Al Jazeera International works to get distribution in place ahead of early '06 launch

MUMBAI: They say the younger one generally has it easier. One can't say whether that will be the case for Al Jazeera International, the soon to launch English sibling of the Qatar-based Arabic channel that has had such a huge global impact since its arrival less than a decade ago. But what is certain is that every possible effort is being made to ensure a smooth take-off in March 2006 for a channel that has in its target sights the likes of BBC and CNN.

And a key factor in that smooth take-off would be to what extent the channel manages distribution and carriage deals by launch day in March. For Al Jazeera International's commercial director Lindsey Oliver (formerly general counsel and network director of CNBC Europe), the toughest challenge will likely come in getting deals in place in the US. Whether it be big DTH operators like DirecTV and Echostar or cable giants like Comcast and Cox, getting carriage for the sister channel of one that US Defence Secretary Donald Rumsfeld and others have riled against as "consistently lying" and "working in concert with terrorists" will be no mean task.

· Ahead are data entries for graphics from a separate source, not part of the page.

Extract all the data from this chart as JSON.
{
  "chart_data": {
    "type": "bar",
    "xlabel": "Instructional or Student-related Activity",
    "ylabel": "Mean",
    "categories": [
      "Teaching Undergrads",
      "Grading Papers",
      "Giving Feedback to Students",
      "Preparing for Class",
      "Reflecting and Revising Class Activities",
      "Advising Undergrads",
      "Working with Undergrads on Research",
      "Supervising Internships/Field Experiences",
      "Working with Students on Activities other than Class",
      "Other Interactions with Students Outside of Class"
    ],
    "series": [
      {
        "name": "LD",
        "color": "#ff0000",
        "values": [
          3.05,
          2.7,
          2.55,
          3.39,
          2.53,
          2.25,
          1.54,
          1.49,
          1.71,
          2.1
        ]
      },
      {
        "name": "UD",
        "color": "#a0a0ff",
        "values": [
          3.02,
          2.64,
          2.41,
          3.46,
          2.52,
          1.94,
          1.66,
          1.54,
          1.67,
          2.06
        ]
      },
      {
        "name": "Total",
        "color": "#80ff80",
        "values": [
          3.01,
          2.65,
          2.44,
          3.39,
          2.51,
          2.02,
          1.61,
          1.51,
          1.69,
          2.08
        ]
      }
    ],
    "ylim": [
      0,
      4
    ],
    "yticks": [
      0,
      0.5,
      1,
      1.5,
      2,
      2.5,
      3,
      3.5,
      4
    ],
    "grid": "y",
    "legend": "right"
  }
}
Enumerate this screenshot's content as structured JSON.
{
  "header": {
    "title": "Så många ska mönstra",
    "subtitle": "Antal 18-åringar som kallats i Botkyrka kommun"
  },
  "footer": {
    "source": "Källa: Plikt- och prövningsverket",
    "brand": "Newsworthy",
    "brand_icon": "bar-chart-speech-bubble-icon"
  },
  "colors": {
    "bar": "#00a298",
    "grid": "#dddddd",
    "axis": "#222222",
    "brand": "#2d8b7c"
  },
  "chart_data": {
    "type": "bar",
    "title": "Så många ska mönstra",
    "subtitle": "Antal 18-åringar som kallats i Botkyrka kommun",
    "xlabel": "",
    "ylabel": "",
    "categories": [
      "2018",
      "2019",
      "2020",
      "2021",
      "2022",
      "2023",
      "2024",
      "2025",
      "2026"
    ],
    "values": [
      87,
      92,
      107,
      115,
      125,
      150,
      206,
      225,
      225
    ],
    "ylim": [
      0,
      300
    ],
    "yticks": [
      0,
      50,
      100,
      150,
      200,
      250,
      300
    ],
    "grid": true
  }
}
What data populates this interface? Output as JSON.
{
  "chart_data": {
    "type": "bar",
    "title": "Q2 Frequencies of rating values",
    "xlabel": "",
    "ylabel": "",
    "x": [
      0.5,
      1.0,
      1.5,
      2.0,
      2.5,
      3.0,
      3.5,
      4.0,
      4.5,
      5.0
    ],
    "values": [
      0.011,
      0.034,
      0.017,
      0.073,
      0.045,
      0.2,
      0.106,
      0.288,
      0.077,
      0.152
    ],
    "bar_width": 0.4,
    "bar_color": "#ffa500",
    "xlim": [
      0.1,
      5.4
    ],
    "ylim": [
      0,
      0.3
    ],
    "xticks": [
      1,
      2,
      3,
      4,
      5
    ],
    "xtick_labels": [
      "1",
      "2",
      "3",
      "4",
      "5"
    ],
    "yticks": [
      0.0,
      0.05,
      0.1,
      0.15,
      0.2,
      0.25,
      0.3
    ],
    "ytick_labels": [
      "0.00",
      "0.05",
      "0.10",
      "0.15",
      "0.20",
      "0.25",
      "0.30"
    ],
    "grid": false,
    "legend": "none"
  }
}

Oliver told during a media briefing at the recently concluded Mipcom 2005 in Cannes that "discussions are on across all the major English speaking regions" to sew up deals ahead of Al Jazeera International's March launch. Oliver, however, could not provide any inputs on whether any carriage deals were yet in place. If Oliver does manage to cross what still remains a big hurdle, there are few who doubt that the channel will find a ready audience.

One striking aspect of Al Jazeera's new English language initiative is that the core team is made up mostly of personnel drawn for the BBC and ITV. Which harks back to the circumstances that led to the formation of the Arabic channel. Al Jazeera came into being from capital provided by the emir of Qatar in April 1996 following a decision by the BBC to shut the World Service's Arabic television station. The 250 journalists who would have been rendered jobless by the decision moved en masse to Al Jazeera and the rest as they say is history.

There is a huge irony in the BBC's confirmation yesterday that it is dismantling 10 of its World Service radio services (mostly operating out of East Europe) and redirecting its resources to launch, what else but, an Arabic-language television station to take on Al Jazeera. A further irony is that the BBC's Arabic channel is already facing credibility issues of its own with critics accusing it of being a part of an American co-ordinated propaganda drive.

That is of course a separate story. As regards Al Jazeera International, it will headquartered in Doha, Qatar with three more broadcasting centres strategically placed across the world in Kuala Lumpur, London, and Washington D.C. and dozens of news bureaux worldwide.

That the proposition has convinced many was well highlighted by the signing up of Sir David Frost - who has interviewed seven US presidents and six British prime ministers - as its big-name presenter. Indian viewer's will meanwhile, remember Riz Khan, who is also a high profile face on the channel, earlier with CNN.

News presenter Hassan Ibrahim told that the channel's strength is that it is multicultural, free, and hard-hitting. "It will give respect back to the camera. What the camera sees is what we (will) report," said Ibrahim.

Said programme director Paul Gibbs, "There is the younger demographic and an older demographic that forms our TG."

One key differentiator the channel hopes to leverage is its strong slate of features driven programmes, for which Gibbs said a whole lot of outsourcing is being done. Gibbs revealed that an extranet site would be up in the coming weeks where interested producers could pitch their programming proposals.

Summing up, Gibbs said that "our multicultural staff will provide the glue and open mindedness will be our credo."